NHL GMs Forget They’re Competing With Each Other

Philadelphia Flyers goalie Michael Leighton #49 during the NHL regular season game between the Philadelphia Flyers and the Los Angeles Kings at the Staples Center in Los Angeles, CA.

So this is where I get a little confused.

All the NHL owners have ever wanted is parity. The lockout was about finding a mechanism to bring parity to the league. And the salary cap has instilled parity throughout the league.
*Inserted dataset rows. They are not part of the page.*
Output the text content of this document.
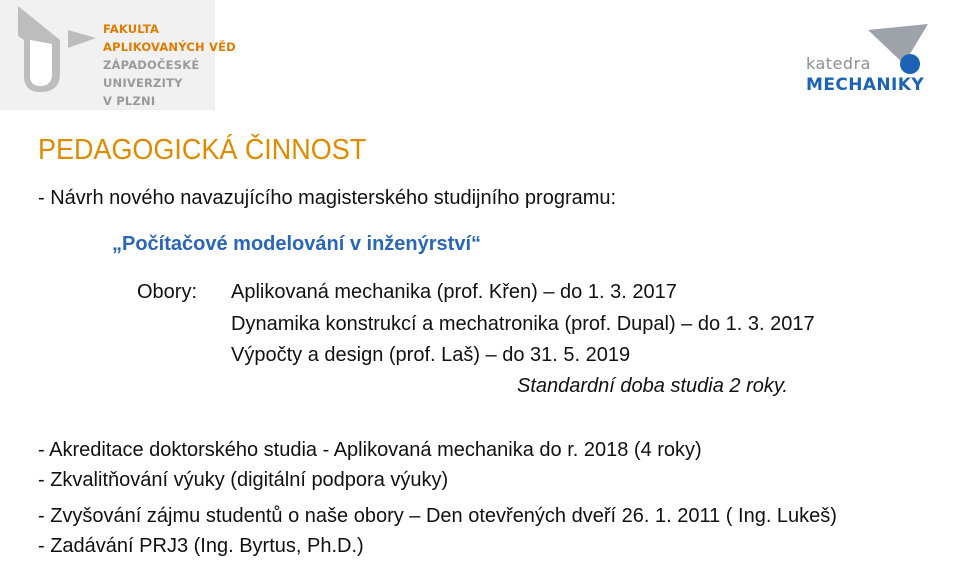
FAKULTA
APLIKOVANÝCH VĚD
ZÁPADOČESKÉ
UNIVERZITY
V PLZNI
katedra
MECHANIKY
PEDAGOGICKÁ ČINNOST
- Návrh nového navazujícího magisterského studijního programu:
„Počítačové modelování v inženýrství“
Obory: Aplikovaná mechanika (prof. Křen) – do 1. 3. 2017
Dynamika konstrukcí a mechatronika (prof. Dupal) – do 1. 3. 2017
Výpočty a design (prof. Laš) – do 31. 5. 2019
Standardní doba studia 2 roky.
- Akreditace doktorského studia - Aplikovaná mechanika do r. 2018 (4 roky)
- Zkvalitňování výuky (digitální podpora výuky)
- Zvyšování zájmu studentů o naše obory – Den otevřených dveří 26. 1. 2011 ( Ing. Lukeš)
- Zadávání PRJ3 (Ing. Byrtus, Ph.D.)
And the NHL is super proud of the parity. This is an NHL email blast from earlier this week:

With just 38 games remaining over the concluding five days of the 2010-11 regular season, the National Hockey League’s incomparable competitive balance is highlighted by the myriad match-ups still possible when the Stanley Cup Playoffs begin next Wednesday night.

Incomparable competitive balance. It’s a strategy, as well as the world’s worst wrestling name. But it’s what the league wanted and what the league got. So mission accomplished, NHL. Which is fine. I’m a goal-oriented person, so I really do take some delight in items getting crossed off of the old to do list.

But does parity or competitive balance, or whatever you want to call it, mean that teams have to stop trying? Does parity mean NHL teams just resign themselves to their fate? Are the playoffs about fate and destiny rather than talent and hard work?

The reason I’m asking is that the Philadelphia Flyers put goalie Michael Leighton on waivers earlier this week, so they could bring him up to the NHL. Any team could have claimed him, paying just half of his $1.6 million salary, with the Flyers on the hook for the rest.

The only catch? Leighton couldn’t play for a new team until next season. But a playoff-tested goalie who’s been playing very well in the AHL while rehabbing from back surgery?

I’m not sure there’s anyone who would question a GM taking a chance on a goalie with a history of back problems, but who’s been playing well. Especially at such a cheap price.

But forget about Leighton’s skills for a second. The Flyers called up Leighton because they wanted some goaltending insurance for the playoffs. Maybe they have some concerns about their young goaltender, Sergei Bobrovsky. Maybe they have some concerns about backup Brian Boucher. Or maybe they just remember how many goalies they needed to use last post-season, and they wanted to stock up.

But whatever the issue, the Flyers felt they needed Leighton up in the NHL. So much so, that they were willing to risk over $800,000 next season for the chance to have him.

So why didn’t a playoff-bound Eastern Conference team take a chance and grab Leighton? Why didn’t they try and disrupt the Flyers’ plans in some way?

It’s because NHL GMs have begun to conflate parity with safety. They often don’t make bold moves, like grabbing the goalie another team wants, because they’ve conditioned themselves to try and keep the playing field as even as possible. If a GM made a strong move, like grabbing Leighton to take him from the Flyers (and, I might add, to obtain a solid goalie), he’s afraid other GMs might start to do the same type of thing, and soon the competitive balance could be disrupted.

GMs are comfortable claiming relatively minor players but when it comes to disrupting the plans of one of the best teams in the Eastern conference, they suddenly get very shy and restrained.

What happened to the entrepreneurial spirit Kevin Lowe showed for that one beautiful summer when he threw around offer sheets like they were business cards? Why didn’t trying to steal strong players from opposing teams become a thing in the NHL?

Parity is fine. Tight playoff races are exciting. It’s cool that it’s the final few games of the season and we’re still waiting for teams to clinch. But that doesn’t mean GMs shouldn’t get aggressive.

There’s nothing wrong with trying to disrupt your opponent’s plans. GMs can compete with each other without somehow destroying competitive balance in the NHL.